There is a rare neurological symptom called Anton Syndrome, caused by brain damage (stroke or trauma). The person is blind, but they are absolutely certain they can see. They will say things are in places they are not, or that your shirt is a specific colour when it isn't.
https://en.wikipedia.org/wiki/Anton_syndrome.
Adult cats are lactose intolerant.
That one of the reasons mummies are rare is because of paint and human consumption.
The most concentrated place on earth for Vitamin A is in the liver of a polar bear. It’s so dense that one bite of polar bear liver and you can d*e.
In the mid-nineties, I was in a trivia contest which was similar to the Jeopardy style. This was at a charity event.
I was kicking b**t and made it to the finals. It was me ( f25) vs. some middle aged white guy.
Twice, after I had answered a question, the host looked at me puzzled and said “How do you know that?”
Question one: What disastrous concert had Hell’s Angels as security?
I buzzed in and said “Altamont” Which I thought was common knowledge.
Question two was even easier: What is a rhinoceros’ horn made of?
I answered “Hair”.
I started to think that people just don’t like to learn things.
At my old job we had a Pelican-style toolbox with some specialized aircraft tools. The box always smelled like vomit inside. There were custom fabricated wrenches that had a clear yellow handles. The material used contains butyric acid which off gasses the vomit-like odor, because it's the same stuff in human vomit.
Period blood can have enough iron in it to set off a metal detector. Source: heavy flow, airports are my nemesis.
Not me but my wife. Doctor prescribed me some pain pills for a broken foot. I was not going to fill it but my wife told me to just in case. I got back into the car and she looked at them. She said, "You could get $38 apiece for these on the street." O_O The dentist she worked for was apparently on d***s.
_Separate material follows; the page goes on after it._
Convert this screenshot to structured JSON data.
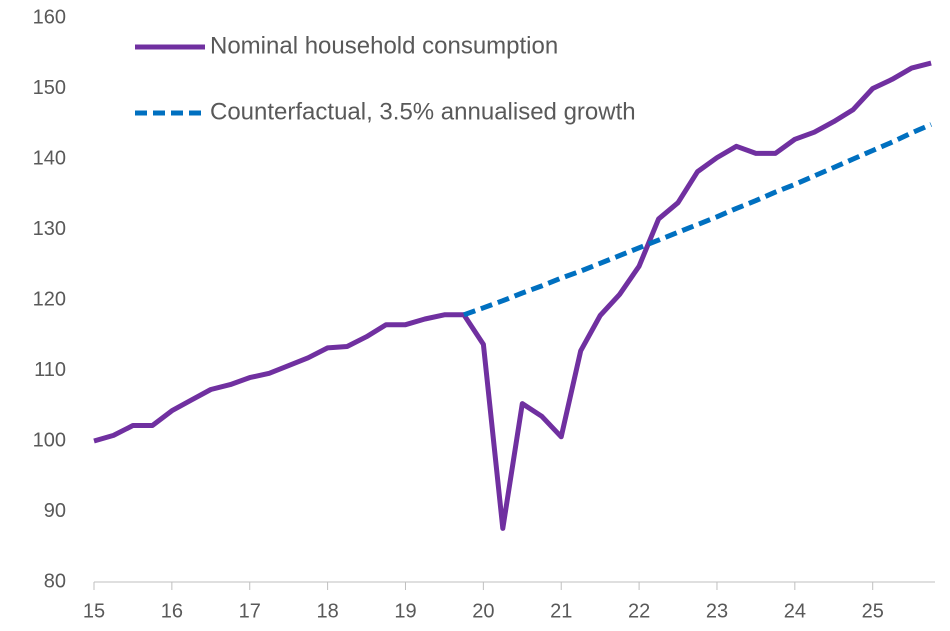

I tripped and used my foot to break my fall. Thought I might take 1/2 of one. Looked and could not find the pills. Found out later she gave them to the dentist. I found out they had been seeing each other for awhile. O_O^(2).
I was at a trivia night with a group and the question was “what is the name of the study of history and usage of flags?”
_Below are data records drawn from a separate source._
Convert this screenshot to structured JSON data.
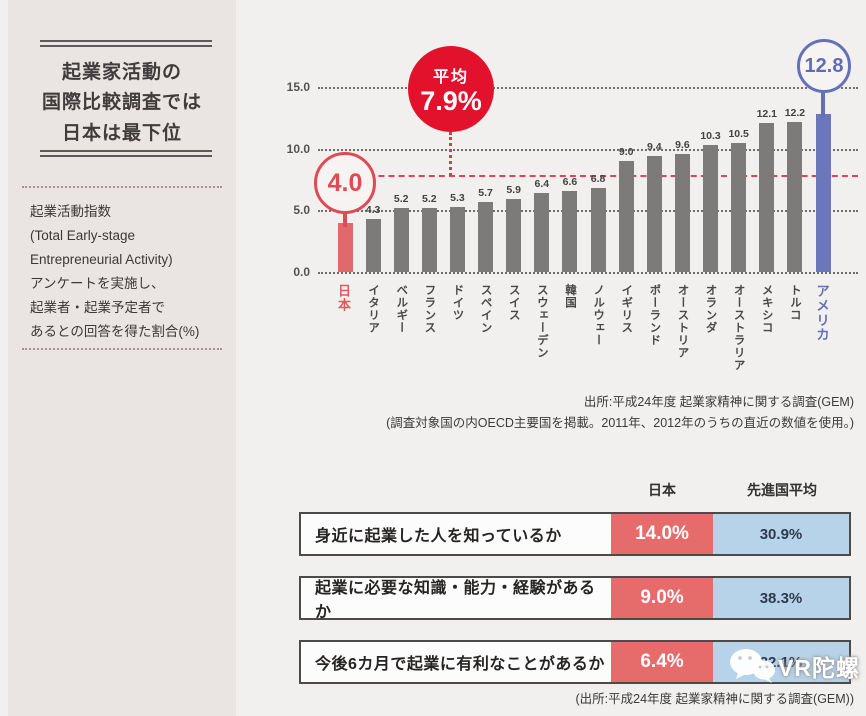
{
  "sidebar": {
    "title_lines": [
      "起業家活動の",
      "国際比較調査では",
      "日本は最下位"
    ],
    "description_lines": [
      "起業活動指数",
      "(Total Early-stage",
      "Entrepreneurial Activity)",
      "アンケートを実施し、",
      "起業者・起業予定者で",
      "あるとの回答を得た割合(%)"
    ]
  },
  "chart_data": {
    "type": "bar",
    "title": "",
    "categories": [
      "日本",
      "イタリア",
      "ベルギー",
      "フランス",
      "ドイツ",
      "スペイン",
      "スイス",
      "スウェーデン",
      "韓国",
      "ノルウェー",
      "イギリス",
      "ポーランド",
      "オーストリア",
      "オランダ",
      "オーストラリア",
      "メキシコ",
      "トルコ",
      "アメリカ"
    ],
    "values": [
      4.0,
      4.3,
      5.2,
      5.2,
      5.3,
      5.7,
      5.9,
      6.4,
      6.6,
      6.8,
      9.0,
      9.4,
      9.6,
      10.3,
      10.5,
      12.1,
      12.2,
      12.8
    ],
    "yticks": [
      0.0,
      5.0,
      10.0,
      15.0
    ],
    "ylim": [
      0,
      15
    ],
    "grid": "dotted horizontal",
    "average": 7.9,
    "average_label": "平均",
    "average_text": "7.9%",
    "japan_callout": "4.0",
    "usa_callout": "12.8"
  },
  "chart_source_lines": [
    "出所:平成24年度 起業家精神に関する調査(GEM)",
    "(調査対象国の内OECD主要国を掲載。2011年、2012年のうちの直近の数値を使用。)"
  ],
  "table": {
    "headers": {
      "japan": "日本",
      "average": "先進国平均"
    },
    "rows": [
      {
        "question": "身近に起業した人を知っているか",
        "japan": "14.0%",
        "average": "30.9%"
      },
      {
        "question": "起業に必要な知識・能力・経験があるか",
        "japan": "9.0%",
        "average": "38.3%"
      },
      {
        "question": "今後6カ月で起業に有利なことがあるか",
        "japan": "6.4%",
        "average": "32.1%"
      }
    ],
    "source": "(出所:平成24年度 起業家精神に関する調査(GEM))"
  },
  "watermark": "VR陀螺",
  "colors": {
    "bar_gray": "#7d7b79",
    "japan_bar": "#e0696b",
    "usa_bar": "#6b77ba",
    "accent_red": "#e2122d",
    "table_japan_bg": "#e66c6c",
    "table_avg_bg": "#b7d3e9",
    "sidebar_bg": "#eae4e2",
    "background": "#f2f0ee"
  }
}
I immediately told them that the answer is Vexillology, and they looked at me like I had spoken aramaic.
A lot of companies that have products that claim to use AI are actually just using sweatshop workers in 3rd world countries to process data. It's cheaper.
Because they don't want to be seen as robbing workers of a living wage, which of course AI would never do.
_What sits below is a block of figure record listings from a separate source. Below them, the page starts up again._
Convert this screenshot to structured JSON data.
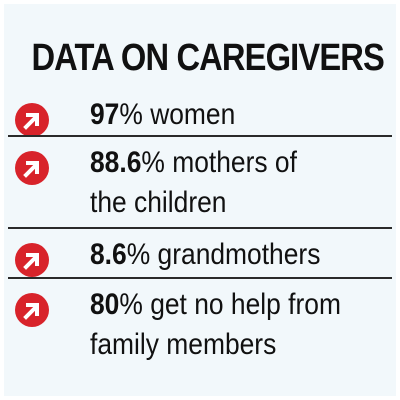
{
  "title": "DATA ON CAREGIVERS",
  "colors": {
    "background": "#f2f8fb",
    "icon": "#d8232a",
    "text": "#111111"
  },
  "items": [
    {
      "icon": "arrow-up-right-icon",
      "value": "97",
      "unit": "%",
      "line1": " women",
      "line2": ""
    },
    {
      "icon": "arrow-up-right-icon",
      "value": "88.6",
      "unit": "%",
      "line1": " mothers of",
      "line2": "the children"
    },
    {
      "icon": "arrow-up-right-icon",
      "value": "8.6",
      "unit": "%",
      "line1": " grandmothers",
      "line2": ""
    },
    {
      "icon": "arrow-up-right-icon",
      "value": "80",
      "unit": "%",
      "line1": " get no help from",
      "line2": "family members"
    }
  ]
}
The way that screwworms are controlled (the funding US govt cut) are by irradiating the pupa until their DNA is irreversibly damaged. Then the adults are allowed to emerge and are frozen in trays that are loaded onto cargo aircraft. The adults are airdropped into an infested area and unfreeze and fly by the time they hit the ground. They still got that dawg in them and use up their single mating opportunity on sterile mates, thus culling the population. This was previously confined by the hellhole that is the Darien Gap, but have since spread to Mexico and US.
Source: worked on irradiation machines.
Alcohol is the antidote to glycol poisoning...
I'm an anthropologist.... That sums up my entire career.
But a few highlights include...
* Human flesh is so chemically identical to pork, that the human tongue cannot taste the difference.
* How *exactly* shrunken heads are made.
* Human leather is one of the strongest, smoothest, most buttery soft leathers you can get... and I can spot it from across the room, behind glass.
I remember the word antidisestablishmentarianism has more letters in in than the alphabet does.
This is because in 2nd grade this kid was getting so much credit for spelling delicatessen right and they thought he was a genius because he could spell it so I found the longest word I could find to one up his a*s. Needless to say, I clearly won and his life was ruined. I have no idea what the word means but I know its got 28 letters in it!